Most likely, yes. Iran warned last month that if newly strengthened US sanctions made it impossible for it to sell its oil and export it through the Strait of Hormuz, it would make it impossible for others too by blocking the vital stretch of water. Iran may be flexing its muscles to prove it can do just that. But it is likely to do so while maintaining plausible deniability, covering its tracks and fiercely protesting its innocence.
:: Why is there so much fuss?
The Strait of Hormuz is arguably the most sensitive and strategic stretch of water in the world. A fifth of the world’s oil passes through a passage only 21 miles (34km) wide, flanked by countries which are historically bitter enemies. A maritime oil pipeline is running along one the world’s most strained geopolitical fault lines. It requires assiduous diplomatic management. That’s currently in short supply.
:: What could happen?
America says Iran was to blame for these attacks and those on four other tankers last month.
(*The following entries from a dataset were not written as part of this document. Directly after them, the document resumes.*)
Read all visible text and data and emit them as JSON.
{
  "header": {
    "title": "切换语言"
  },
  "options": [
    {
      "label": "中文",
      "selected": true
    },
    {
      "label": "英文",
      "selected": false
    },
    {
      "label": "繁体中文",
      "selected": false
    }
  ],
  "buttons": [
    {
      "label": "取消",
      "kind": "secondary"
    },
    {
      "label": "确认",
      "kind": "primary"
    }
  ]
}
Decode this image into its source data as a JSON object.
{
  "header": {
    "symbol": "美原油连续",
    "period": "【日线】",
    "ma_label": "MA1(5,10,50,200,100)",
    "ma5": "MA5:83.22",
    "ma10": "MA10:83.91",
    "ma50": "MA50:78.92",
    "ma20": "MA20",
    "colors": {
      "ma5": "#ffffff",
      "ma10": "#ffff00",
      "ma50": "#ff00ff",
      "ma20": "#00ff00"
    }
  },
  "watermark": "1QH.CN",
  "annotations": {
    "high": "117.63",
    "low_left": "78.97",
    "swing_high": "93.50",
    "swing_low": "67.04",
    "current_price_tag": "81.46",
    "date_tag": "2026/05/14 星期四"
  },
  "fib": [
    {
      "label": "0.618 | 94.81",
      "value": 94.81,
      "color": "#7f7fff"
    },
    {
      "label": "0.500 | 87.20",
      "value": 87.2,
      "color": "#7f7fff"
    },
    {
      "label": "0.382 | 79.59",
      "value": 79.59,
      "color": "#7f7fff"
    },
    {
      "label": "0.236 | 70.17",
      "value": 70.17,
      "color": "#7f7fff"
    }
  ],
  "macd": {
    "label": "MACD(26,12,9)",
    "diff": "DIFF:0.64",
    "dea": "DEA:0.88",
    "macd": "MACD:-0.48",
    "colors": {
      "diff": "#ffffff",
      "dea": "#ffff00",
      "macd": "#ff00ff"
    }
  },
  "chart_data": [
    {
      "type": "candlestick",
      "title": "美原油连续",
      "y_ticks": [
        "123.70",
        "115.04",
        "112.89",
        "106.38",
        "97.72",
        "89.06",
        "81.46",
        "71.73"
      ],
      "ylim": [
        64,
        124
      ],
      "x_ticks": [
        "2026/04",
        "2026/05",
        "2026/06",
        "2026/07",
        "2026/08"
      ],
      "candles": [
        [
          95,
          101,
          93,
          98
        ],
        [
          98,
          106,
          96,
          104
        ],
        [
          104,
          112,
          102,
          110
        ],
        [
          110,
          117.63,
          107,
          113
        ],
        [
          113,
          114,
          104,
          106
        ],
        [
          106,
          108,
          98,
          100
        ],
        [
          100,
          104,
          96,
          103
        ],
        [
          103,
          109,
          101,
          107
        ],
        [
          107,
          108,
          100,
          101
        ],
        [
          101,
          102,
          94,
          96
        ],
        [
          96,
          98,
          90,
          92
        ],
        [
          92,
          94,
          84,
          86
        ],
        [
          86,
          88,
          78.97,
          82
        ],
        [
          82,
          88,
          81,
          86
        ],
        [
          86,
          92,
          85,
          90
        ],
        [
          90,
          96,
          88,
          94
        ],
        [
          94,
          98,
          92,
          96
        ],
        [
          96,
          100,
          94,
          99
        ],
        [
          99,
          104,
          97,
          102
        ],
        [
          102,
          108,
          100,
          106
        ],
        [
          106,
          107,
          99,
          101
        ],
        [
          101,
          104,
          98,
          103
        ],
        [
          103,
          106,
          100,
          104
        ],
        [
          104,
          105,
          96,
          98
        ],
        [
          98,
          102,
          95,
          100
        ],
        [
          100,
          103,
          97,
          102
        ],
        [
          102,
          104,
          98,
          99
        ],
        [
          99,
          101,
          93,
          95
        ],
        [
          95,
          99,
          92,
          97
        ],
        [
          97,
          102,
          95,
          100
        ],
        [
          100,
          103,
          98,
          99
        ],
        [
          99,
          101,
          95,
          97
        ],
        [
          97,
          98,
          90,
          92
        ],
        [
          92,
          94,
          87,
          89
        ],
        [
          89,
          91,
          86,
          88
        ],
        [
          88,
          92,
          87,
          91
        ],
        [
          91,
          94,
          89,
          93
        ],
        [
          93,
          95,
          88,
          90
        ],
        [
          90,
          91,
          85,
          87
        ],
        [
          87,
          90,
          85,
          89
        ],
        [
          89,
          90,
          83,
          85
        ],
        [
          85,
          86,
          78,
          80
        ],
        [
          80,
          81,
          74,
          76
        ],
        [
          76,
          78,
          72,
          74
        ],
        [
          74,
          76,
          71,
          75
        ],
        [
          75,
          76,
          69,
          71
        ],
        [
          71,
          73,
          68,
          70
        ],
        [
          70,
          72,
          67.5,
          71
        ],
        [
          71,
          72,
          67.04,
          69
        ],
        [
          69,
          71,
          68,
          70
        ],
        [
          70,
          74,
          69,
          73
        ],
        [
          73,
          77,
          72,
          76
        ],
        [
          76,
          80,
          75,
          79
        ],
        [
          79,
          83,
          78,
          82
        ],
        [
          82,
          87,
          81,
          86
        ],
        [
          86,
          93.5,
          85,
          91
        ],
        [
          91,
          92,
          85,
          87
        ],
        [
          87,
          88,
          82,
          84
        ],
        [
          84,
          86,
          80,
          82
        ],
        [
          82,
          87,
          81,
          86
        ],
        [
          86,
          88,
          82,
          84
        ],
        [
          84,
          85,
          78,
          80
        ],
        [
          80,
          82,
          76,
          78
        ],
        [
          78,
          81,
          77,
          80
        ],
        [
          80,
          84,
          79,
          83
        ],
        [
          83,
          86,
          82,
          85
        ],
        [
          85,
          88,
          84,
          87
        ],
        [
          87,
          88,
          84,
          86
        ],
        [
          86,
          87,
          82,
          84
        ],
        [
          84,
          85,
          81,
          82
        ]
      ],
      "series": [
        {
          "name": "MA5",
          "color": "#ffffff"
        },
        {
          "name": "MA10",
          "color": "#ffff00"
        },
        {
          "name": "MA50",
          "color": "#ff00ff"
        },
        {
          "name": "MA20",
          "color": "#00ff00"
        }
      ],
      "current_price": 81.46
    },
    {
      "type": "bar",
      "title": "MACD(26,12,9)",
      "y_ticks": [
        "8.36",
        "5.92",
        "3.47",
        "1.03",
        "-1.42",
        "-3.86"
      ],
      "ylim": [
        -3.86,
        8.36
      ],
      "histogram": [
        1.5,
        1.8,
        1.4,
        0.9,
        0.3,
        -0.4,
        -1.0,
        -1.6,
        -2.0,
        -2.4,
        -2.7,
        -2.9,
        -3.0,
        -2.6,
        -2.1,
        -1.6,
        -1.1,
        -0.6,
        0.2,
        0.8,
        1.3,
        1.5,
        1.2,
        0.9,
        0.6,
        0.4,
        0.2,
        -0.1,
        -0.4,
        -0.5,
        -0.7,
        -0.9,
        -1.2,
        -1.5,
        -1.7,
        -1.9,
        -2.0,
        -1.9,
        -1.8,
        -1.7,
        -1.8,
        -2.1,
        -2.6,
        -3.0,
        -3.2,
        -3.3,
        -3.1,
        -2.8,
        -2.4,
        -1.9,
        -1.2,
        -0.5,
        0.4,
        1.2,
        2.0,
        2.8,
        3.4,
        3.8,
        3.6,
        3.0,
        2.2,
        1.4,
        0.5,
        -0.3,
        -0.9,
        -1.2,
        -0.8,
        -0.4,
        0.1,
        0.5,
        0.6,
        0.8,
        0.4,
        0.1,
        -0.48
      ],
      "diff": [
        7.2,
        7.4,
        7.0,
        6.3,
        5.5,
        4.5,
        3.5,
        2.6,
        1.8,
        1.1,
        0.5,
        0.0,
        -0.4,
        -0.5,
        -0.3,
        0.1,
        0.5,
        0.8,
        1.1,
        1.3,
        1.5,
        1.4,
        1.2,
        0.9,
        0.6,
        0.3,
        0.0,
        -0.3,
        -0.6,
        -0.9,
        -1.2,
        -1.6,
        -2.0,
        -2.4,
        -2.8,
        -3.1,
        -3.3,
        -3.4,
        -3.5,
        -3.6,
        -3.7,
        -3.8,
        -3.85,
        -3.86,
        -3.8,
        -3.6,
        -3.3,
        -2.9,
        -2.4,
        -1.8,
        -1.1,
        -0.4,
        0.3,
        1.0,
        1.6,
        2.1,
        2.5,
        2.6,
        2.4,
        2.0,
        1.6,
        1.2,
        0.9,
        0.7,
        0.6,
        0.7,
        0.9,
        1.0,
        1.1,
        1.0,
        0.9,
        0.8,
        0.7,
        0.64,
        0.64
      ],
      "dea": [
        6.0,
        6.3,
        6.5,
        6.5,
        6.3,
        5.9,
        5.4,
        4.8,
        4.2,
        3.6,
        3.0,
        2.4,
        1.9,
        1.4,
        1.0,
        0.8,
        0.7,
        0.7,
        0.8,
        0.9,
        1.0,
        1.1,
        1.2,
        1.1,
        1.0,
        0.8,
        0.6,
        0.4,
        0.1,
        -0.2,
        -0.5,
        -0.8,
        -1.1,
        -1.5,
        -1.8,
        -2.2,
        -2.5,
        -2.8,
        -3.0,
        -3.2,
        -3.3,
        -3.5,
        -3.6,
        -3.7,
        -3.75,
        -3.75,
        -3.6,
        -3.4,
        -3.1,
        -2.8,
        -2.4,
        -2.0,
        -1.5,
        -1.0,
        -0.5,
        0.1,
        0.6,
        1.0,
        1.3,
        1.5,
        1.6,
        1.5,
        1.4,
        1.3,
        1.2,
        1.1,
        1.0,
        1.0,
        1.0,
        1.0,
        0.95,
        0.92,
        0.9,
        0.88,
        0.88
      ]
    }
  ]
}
The UK says it is inclined to agree. If so, what will the West do about it? It cannot allow Iran to attack ships at will in such a key waterway, but any punitive action risks war.
:: Is war likely?
Neither side wants it. Donald Trump campaigned for office saying he would end American military adventures in the Middle East. He can hardly afford to go back on his word a year and a half before the next US presidential election. Iran is economically beleaguered and would be outgunned in any conflict with the West and its Sunni Muslim neighbours. But wars can happen by misunderstanding and miscalculation. The longer this goes on, the more of a possibility it becomes.
:: Who started this?
Tensions started rising as soon as Donald Trump pulled the US out of the Iranian nuclear deal, which was agreed after years of tortuous negotiations. Iran says the US can no longer be trusted – and with considerable justification. The US says the deal was too lenient on Iran and allowed it to continue destabilising the region unpunished. Increasingly severe US sanction have made life tougher and tougher for the Iranians. They are also incensed that the Islamic Revolutionary Guards Corp has been branded a terrorist organisation. The Iranians increasingly have nothing to lose from stepping up their destabilising activity and threatening nuclear blackmail.
:: Can Donald Trump stop them if that carries on?
He is already using almost all his non-military levers through sanctions and diplomatic pressure. Military options remain open to him but using them would come with enormous risk for America, its allies and the global economy. The ball is in his court.